Otros proyectos escogidos para ser financiados con este mecanismo coinciden con esta pauta: una inversión privada que pasa a ser doblemente apuntalada por el sector público: a nivel europeo y estatal. Si todo va bien, el beneficio es claramente suculento para la empresa; si algo va mal, puede salirle muy caro al Estado y a sus contribuyentes. Además, la voluntad de atraer proyectos cada vez más sostenibles ha sido puesta en entredicho, ya que entre los nueve proyectos a financiar en la fase piloto hay cuatro autopistas y dos almacenes de gas. ¿Cuáles son entonces los riesgos a los que se expone la población con esta forma de financiación?

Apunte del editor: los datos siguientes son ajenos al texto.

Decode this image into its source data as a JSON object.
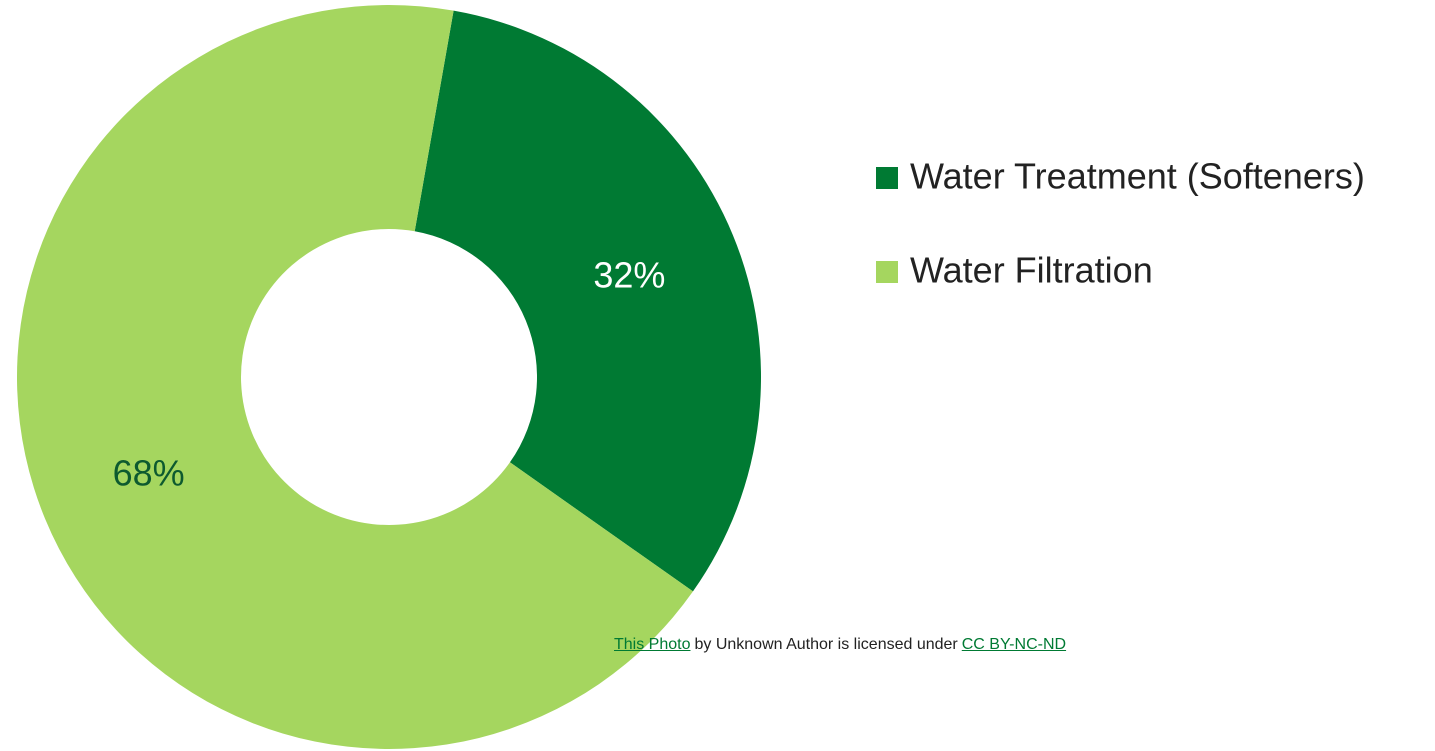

En primer lugar, la aceleración que imprime el capitalismo financiero y el mantra del crecimiento asociado a las infraestructuras parecen estar por encima del principio de precaución. El descontrol sobre los procedimientos y las autorizaciones se ha evidenciado en el Proyecto Castor tras los más de 500 terremotos ocasionados en la zona después de la inyección de gas, el más intenso de ellos de 4,2 en la escala de Richter.
En segundo lugar, la opacidad y la falta de democracia en la toma de decisiones. Es altamente cuestionable que estos megaproyectos estén al servicio de la ciudadanía. Las formas de participación ciudadana son obviadas en favor de los mercados, posibilitando endeudamientos milmillonarios con graves impactos ambientales, sociales y económicos. Y, por último, el peligro de los mismos marcos legitimadores de estas prácticas, como las políticas de “seguridad energética” de la UE, que, bajo un supuesto aseguramiento del suministro energético para sus conciudadanos, esconden intereses geopolíticos como, por ejemplo, acabar con la hegemonía del gas ruso, sustituyéndolo por otras zonas ricas en hidrocarburos y de alto interés geoestratégico, como la región del Caspio o el Norte de África.

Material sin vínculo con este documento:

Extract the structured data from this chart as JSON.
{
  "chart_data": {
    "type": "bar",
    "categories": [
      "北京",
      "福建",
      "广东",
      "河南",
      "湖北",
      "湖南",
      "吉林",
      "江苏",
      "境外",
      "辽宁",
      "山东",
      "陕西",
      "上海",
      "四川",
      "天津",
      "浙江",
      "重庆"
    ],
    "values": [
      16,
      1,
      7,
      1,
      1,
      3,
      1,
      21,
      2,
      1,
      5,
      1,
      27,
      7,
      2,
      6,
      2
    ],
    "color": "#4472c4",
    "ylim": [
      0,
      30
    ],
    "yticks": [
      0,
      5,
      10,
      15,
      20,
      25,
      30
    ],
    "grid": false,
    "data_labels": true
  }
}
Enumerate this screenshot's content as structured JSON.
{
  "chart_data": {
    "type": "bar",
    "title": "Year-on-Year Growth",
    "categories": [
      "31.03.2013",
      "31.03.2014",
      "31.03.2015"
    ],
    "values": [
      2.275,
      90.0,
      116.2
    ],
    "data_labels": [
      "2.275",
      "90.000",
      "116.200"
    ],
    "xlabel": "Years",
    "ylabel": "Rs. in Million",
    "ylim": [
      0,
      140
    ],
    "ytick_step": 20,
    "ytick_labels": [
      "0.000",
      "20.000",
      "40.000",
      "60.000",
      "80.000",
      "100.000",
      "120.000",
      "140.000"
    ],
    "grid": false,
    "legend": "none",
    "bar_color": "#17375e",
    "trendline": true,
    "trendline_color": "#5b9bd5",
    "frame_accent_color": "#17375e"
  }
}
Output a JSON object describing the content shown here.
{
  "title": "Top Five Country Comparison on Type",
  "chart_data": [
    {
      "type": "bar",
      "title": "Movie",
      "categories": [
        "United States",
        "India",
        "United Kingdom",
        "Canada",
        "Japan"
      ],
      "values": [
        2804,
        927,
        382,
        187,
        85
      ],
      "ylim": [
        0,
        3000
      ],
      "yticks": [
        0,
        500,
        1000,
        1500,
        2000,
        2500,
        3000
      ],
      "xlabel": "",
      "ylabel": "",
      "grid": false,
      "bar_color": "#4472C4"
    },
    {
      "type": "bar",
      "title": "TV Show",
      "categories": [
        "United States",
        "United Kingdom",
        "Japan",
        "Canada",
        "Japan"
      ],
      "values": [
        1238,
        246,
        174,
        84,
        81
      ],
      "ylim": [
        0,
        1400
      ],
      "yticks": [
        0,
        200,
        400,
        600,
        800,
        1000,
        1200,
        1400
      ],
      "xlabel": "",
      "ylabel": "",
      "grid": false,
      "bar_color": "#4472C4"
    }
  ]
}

Así pues, dejar que las infraestructuras se decidan desde la esfera financiera, es decir, consentir la financiarización de las infraestructuras, es dar vía libre a una nueva ola de despojo, acumulación por desposesión y pérdida de soberanía. En la actualidad, podemos encontrar innumerables ejemplos de comunidades severamente afectadas por megaproyectos. Los Bonos de Proyectos 2020 no hacen más que acentuar ese problema, y cuentan al mismo tiempo con un marco jurídico favorable y un poder político que asiente más que nunca, alejándonos de proyectos útiles para la ciudadanía y llevándonos a la deriva hacia megaproyectos pensados por y para los de arriba, eso sí, apuntalados por los de abajo.